Your test with all.equal
does not produce what you expect. all.equal
can only compare two values. The third argument is positionally matched to tolerance
, which gives the tolerance of the comparison operation. In your invocation to all.equal
you give it a tolerance of 100!
which definitely leads to the comparison being true for absurdly differing values:
> all.equal( 0, 1000000000, prod(as.double(1:100)) )
[1] TRUE
But even if you give it two arguments only, e.g.
all.equal( prod(1:100), factorial(100) )
it would still produce TRUE
because the default tolerance is .Machine$double.eps ^ 0.5
, e.g. the two operands have to match to about 8 digits which is definitely the case. On the other hand, if you set the tolerance to 0
, then neither three possible combinations emerge equal from the comparison:
> all.equal( prod(1:100), factorial(100), tolerance=0.0 )

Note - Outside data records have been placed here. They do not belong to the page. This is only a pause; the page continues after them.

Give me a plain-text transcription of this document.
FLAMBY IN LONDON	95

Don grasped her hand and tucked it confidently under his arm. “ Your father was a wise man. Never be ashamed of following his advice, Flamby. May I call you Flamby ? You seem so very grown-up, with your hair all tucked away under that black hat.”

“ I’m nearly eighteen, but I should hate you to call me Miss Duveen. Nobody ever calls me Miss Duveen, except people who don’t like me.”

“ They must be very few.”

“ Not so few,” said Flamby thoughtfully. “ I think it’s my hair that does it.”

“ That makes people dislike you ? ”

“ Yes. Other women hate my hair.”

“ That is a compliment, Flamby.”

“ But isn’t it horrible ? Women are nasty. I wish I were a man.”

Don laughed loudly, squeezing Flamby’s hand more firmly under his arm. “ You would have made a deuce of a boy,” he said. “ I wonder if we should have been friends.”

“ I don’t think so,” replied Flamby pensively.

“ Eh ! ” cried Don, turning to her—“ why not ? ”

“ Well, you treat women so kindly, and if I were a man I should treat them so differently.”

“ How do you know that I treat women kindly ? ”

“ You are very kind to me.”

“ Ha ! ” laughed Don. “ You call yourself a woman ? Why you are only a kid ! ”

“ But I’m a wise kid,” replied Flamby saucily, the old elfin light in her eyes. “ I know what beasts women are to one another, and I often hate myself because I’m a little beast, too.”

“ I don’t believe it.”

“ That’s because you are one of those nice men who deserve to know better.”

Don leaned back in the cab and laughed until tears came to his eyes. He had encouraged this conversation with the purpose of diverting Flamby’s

[1] "Mean relative difference: 1.986085e-14"
> all.equal( prod(1:100), prod( as.double(1:100) ), tolerance=0.0 )
[1] "Mean relative difference: 5.22654e-16"
> all.equal( prod(as.double(1:100)), factorial(100), tolerance=0.0 )
[1] "Mean relative difference: 2.038351e-14"
Also note that just because you've told R to print 200 significant numbers doesn't mean that they are all correct. Indeed, 1/2^53 has about 53 decimal digits but only the first 16 are considered meaningful.
This also makes your comparison to the "true" value flawed. Observe this. The ending digits in what R gives you for factorial(100)
are:
...01203456
You subtract n
from it, where n
is the "true" value of 100! so it should have 24 zeroes at the end and hence the difference should also end with the same digits that factorial(100)
does. But rather it ends with:
...58520576
This only shows that all those digits are non-significant and one should not really look into their value.
It takes 525 bits of binary precision in order to exactly represent 100! - that's 10x the precision of double
.